Evergreen installed plugins should (strive to be) always be latest.
So that we do not see error logs or behaviors in production that are already fixed in the given plugin.
- relates to
JENKINS-53767 Offer plugin management tooling
IMO the transitive flag is something we should implement rather sooner than later, cause it seems like a simple enough way to fulfil our current use case to bump a transitive version of a given plugin, while still storing in the essentials.yaml that this one is not one we actually care about (but which we just want to bump the version of).
We wouldn't have/need that flag to be under the computed status node obviously, only useful in the manually edited part.
I think my suggestion at the time was to require essentials.yaml to declare all plugins explicitly, but add a boolean transitive flag to each plugin entry and then fail the build if there are any plugins marked as transitive which do not have a hard (~ not optional) dependency chain from at least one nontransitive plugin in the list.
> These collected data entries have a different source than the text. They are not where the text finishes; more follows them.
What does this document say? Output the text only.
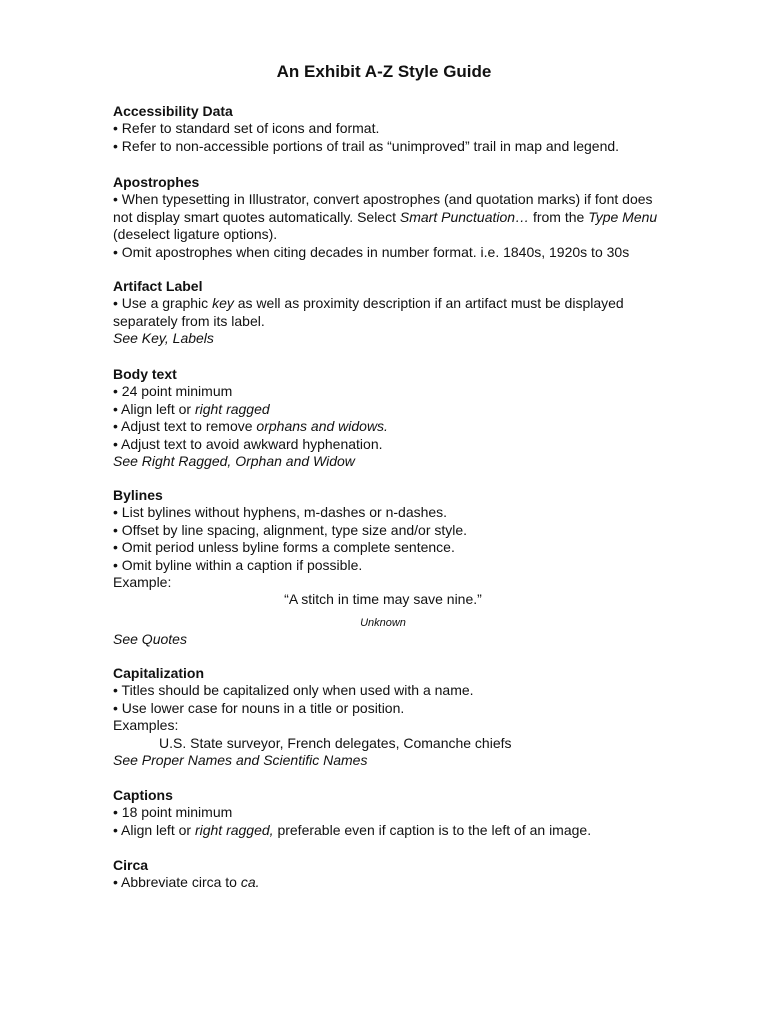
An Exhibit A-Z Style Guide
Accessibility Data
• Refer to standard set of icons and format.
• Refer to non-accessible portions of trail as “unimproved” trail in map and legend.
Apostrophes
• When typesetting in Illustrator, convert apostrophes (and quotation marks) if font does
not display smart quotes automatically. Select Smart Punctuation… from the Type Menu
(deselect ligature options).
• Omit apostrophes when citing decades in number format. i.e. 1840s, 1920s to 30s
Artifact Label
• Use a graphic key as well as proximity description if an artifact must be displayed
separately from its label.
See Key, Labels
Body text
• 24 point minimum
• Align left or right ragged
• Adjust text to remove orphans and widows.
• Adjust text to avoid awkward hyphenation.
See Right Ragged, Orphan and Widow
Bylines
• List bylines without hyphens, m-dashes or n-dashes.
• Offset by line spacing, alignment, type size and/or style.
• Omit period unless byline forms a complete sentence.
• Omit byline within a caption if possible.
Example:
“A stitch in time may save nine.”
Unknown
See Quotes
Capitalization
• Titles should be capitalized only when used with a name.
• Use lower case for nouns in a title or position.
Examples:
U.S. State surveyor, French delegates, Comanche chiefs
See Proper Names and Scientific Names
Captions
• 18 point minimum
• Align left or right ragged, preferable even if caption is to the left of an image.
Circa
• Abbreviate circa to ca.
Thus you can see at a glance which plugins are there because they offer some important feature, vs. being just along for the ride, and if you accidentally “orphan” some transitive dependency (for example because some routine plugin update finally picks up the holy grail of dropping the last hard dep on maven-plugin) then you will be alerted to the situation immediately and can delete the now-obsolete plugin (or decide you really wanted to keep it after all, and mark it nontransitive).